Barrison stood aside and let him see Mortimer’s dead body, which had been hidden from his view by the little group around Sybil.

“Oh, Heaven!” gasped Tony, horror-stricken. “Then you don’t think she—Miss Templeton—did it? Why, Jim, she couldn’t—there wasn’t time!”

“I don’t think so myself. But it’s not our business to do any thinking at all—just yet. This can be a lesson to you, Tony. When you’re watching a person, watch ’em!”

“Well, I think it can be a lesson to you, too!” said Tony unexpectedly. “You’ve been acting all along as though this affair were a movie scenario, that you thought was entertaining, but not a bit serious, and——”

Jim Barrison flushed deeply and miserably. “I know it, Tony,” he said, in a very grave voice. “Don’t make any mistake about it; I’m getting mine! I’ll never forgive myself as long as I live.”

Willie Coster came up to them. He was paler and wilder-eyed than ever, and his scant red hair stood stiffly erect. Poor Willie!

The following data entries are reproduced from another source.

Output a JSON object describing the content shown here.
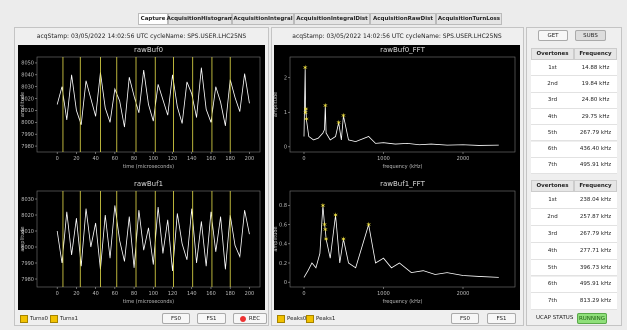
{
  "tabs": [
    "Capture",
    "AcquisitionHistogram",
    "AcquisitionIntegral",
    "AcquisitionIntegralDist",
    "AcquisitionRawDist",
    "AcquisitionTurnLoss"
  ],
  "left_panel": {
    "header": "acqStamp: 03/05/2022 14:02:56 UTC  cycleName: SPS.USER.LHC25NS",
    "plots": [
      {
        "type": "line",
        "title": "rawBuf0",
        "xlabel": "time (microseconds)",
        "ylabel": "amplitude",
        "xlim": [
          -21,
          211
        ],
        "ylim": [
          7975,
          8055
        ],
        "xticks": [
          0,
          20,
          40,
          60,
          80,
          100,
          120,
          140,
          160,
          180,
          200
        ],
        "yticks": [
          7980,
          7990,
          8000,
          8010,
          8020,
          8030,
          8040,
          8050
        ],
        "x": [
          0,
          5,
          10,
          15,
          20,
          25,
          30,
          35,
          40,
          45,
          50,
          55,
          60,
          65,
          70,
          75,
          80,
          85,
          90,
          95,
          100,
          105,
          110,
          115,
          120,
          125,
          130,
          135,
          140,
          145,
          150,
          155,
          160,
          165,
          170,
          175,
          180,
          185,
          190,
          195,
          200
        ],
        "values": [
          8015,
          8030,
          8002,
          8040,
          8010,
          7998,
          8035,
          8020,
          8005,
          8042,
          8012,
          8000,
          8028,
          8018,
          7996,
          8038,
          8022,
          8008,
          8044,
          8015,
          8001,
          8032,
          8019,
          8006,
          8040,
          8013,
          7999,
          8034,
          8024,
          8004,
          8046,
          8011,
          8000,
          8030,
          8017,
          7997,
          8036,
          8021,
          8009,
          8041,
          8016
        ],
        "marker_x": [
          6,
          24,
          45,
          62,
          82,
          102,
          121,
          141,
          161,
          180
        ]
      },
      {
        "type": "line",
        "title": "rawBuf1",
        "xlabel": "time (microseconds)",
        "ylabel": "amplitude",
        "xlim": [
          -21,
          211
        ],
        "ylim": [
          7975,
          8035
        ],
        "xticks": [
          0,
          20,
          40,
          60,
          80,
          100,
          120,
          140,
          160,
          180,
          200
        ],
        "yticks": [
          7980,
          7990,
          8000,
          8010,
          8020,
          8030
        ],
        "x": [
          0,
          5,
          10,
          15,
          20,
          25,
          30,
          35,
          40,
          45,
          50,
          55,
          60,
          65,
          70,
          75,
          80,
          85,
          90,
          95,
          100,
          105,
          110,
          115,
          120,
          125,
          130,
          135,
          140,
          145,
          150,
          155,
          160,
          165,
          170,
          175,
          180,
          185,
          190,
          195,
          200
        ],
        "values": [
          8010,
          7990,
          8022,
          7995,
          8018,
          7988,
          8024,
          8000,
          8015,
          7986,
          8020,
          7993,
          8026,
          8004,
          7991,
          8019,
          7987,
          8023,
          7998,
          8012,
          7989,
          8025,
          7996,
          8017,
          7985,
          8021,
          8002,
          7992,
          8024,
          7990,
          8016,
          7988,
          8022,
          7997,
          8019,
          7986,
          8020,
          8001,
          7994,
          8023,
          8008
        ],
        "marker_x": [
          6,
          24,
          45,
          62,
          82,
          102,
          121,
          141,
          161,
          180
        ]
      }
    ],
    "checkboxes": [
      "Turns0",
      "Turns1"
    ],
    "buttons": [
      "FS0",
      "FS1",
      "REC"
    ]
  },
  "middle_panel": {
    "header": "acqStamp: 03/05/2022 14:02:56 UTC  cycleName: SPS.USER.LHC25NS",
    "plots": [
      {
        "type": "line",
        "title": "rawBuf0_FFT",
        "xlabel": "frequency (kHz)",
        "ylabel": "amplitude",
        "xlim": [
          -176,
          2654
        ],
        "ylim": [
          -0.15,
          2.6
        ],
        "xticks": [
          0,
          1000,
          2000
        ],
        "yticks": [
          0,
          1,
          2
        ],
        "x": [
          0,
          15,
          20,
          25,
          30,
          60,
          120,
          180,
          238,
          258,
          268,
          278,
          330,
          397,
          436,
          470,
          496,
          560,
          650,
          813,
          900,
          1000,
          1150,
          1300,
          1450,
          1600,
          1800,
          2000,
          2200,
          2450
        ],
        "values": [
          0.3,
          2.3,
          1.0,
          1.1,
          0.8,
          0.3,
          0.2,
          0.25,
          0.4,
          0.5,
          1.2,
          0.4,
          0.2,
          0.3,
          0.7,
          0.2,
          0.9,
          0.2,
          0.15,
          0.3,
          0.1,
          0.12,
          0.08,
          0.1,
          0.06,
          0.08,
          0.05,
          0.06,
          0.04,
          0.05
        ],
        "peaks_x": [
          15,
          20,
          25,
          30,
          268,
          436,
          496
        ],
        "peaks_y": [
          2.3,
          1.0,
          1.1,
          0.8,
          1.2,
          0.7,
          0.9
        ]
      },
      {
        "type": "line",
        "title": "rawBuf1_FFT",
        "xlabel": "frequency (kHz)",
        "ylabel": "amplitude",
        "xlim": [
          -176,
          2654
        ],
        "ylim": [
          -0.05,
          0.95
        ],
        "xticks": [
          0,
          1000,
          2000
        ],
        "yticks": [
          0,
          0.2,
          0.4,
          0.6,
          0.8
        ],
        "x": [
          0,
          50,
          100,
          150,
          200,
          238,
          258,
          268,
          278,
          330,
          397,
          450,
          496,
          560,
          650,
          813,
          900,
          1000,
          1100,
          1200,
          1350,
          1500,
          1650,
          1800,
          2000,
          2200,
          2450
        ],
        "values": [
          0.05,
          0.12,
          0.2,
          0.15,
          0.3,
          0.8,
          0.6,
          0.55,
          0.45,
          0.25,
          0.7,
          0.2,
          0.45,
          0.2,
          0.15,
          0.6,
          0.2,
          0.25,
          0.15,
          0.2,
          0.1,
          0.12,
          0.08,
          0.1,
          0.07,
          0.06,
          0.05
        ],
        "peaks_x": [
          238,
          258,
          268,
          278,
          397,
          496,
          813
        ],
        "peaks_y": [
          0.8,
          0.6,
          0.55,
          0.45,
          0.7,
          0.45,
          0.6
        ]
      }
    ],
    "checkboxes": [
      "Peaks0",
      "Peaks1"
    ],
    "buttons": [
      "FS0",
      "FS1"
    ]
  },
  "right_panel": {
    "buttons": [
      "GET",
      "SUBS"
    ],
    "tables": [
      {
        "columns": [
          "Overtones",
          "Frequency"
        ],
        "rows": [
          [
            "1st",
            "14.88 kHz"
          ],
          [
            "2nd",
            "19.84 kHz"
          ],
          [
            "3rd",
            "24.80 kHz"
          ],
          [
            "4th",
            "29.75 kHz"
          ],
          [
            "5th",
            "267.79 kHz"
          ],
          [
            "6th",
            "436.40 kHz"
          ],
          [
            "7th",
            "495.91 kHz"
          ]
        ]
      },
      {
        "columns": [
          "Overtones",
          "Frequency"
        ],
        "rows": [
          [
            "1st",
            "238.04 kHz"
          ],
          [
            "2nd",
            "257.87 kHz"
          ],
          [
            "3rd",
            "267.79 kHz"
          ],
          [
            "4th",
            "277.71 kHz"
          ],
          [
            "5th",
            "396.73 kHz"
          ],
          [
            "6th",
            "495.91 kHz"
          ],
          [
            "7th",
            "813.29 kHz"
          ]
        ]
      }
    ],
    "status_label": "UCAP STATUS",
    "status": "RUNNING"
  }
}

In all his long years of nightmarish first nights, this was the worst. Any one who knew him could read in his eyes the agonized determination to go and get drunk as soon as he possibly could.

“The police inspector has come,” he said, in a low tone. “And, say, when you get to sifting things down, I’ve something to say myself.”

“You have! You know who fired the seventh shot?”

“I didn’t say that. But if you’ll ask me some questions by and by, I may have something to tell you.”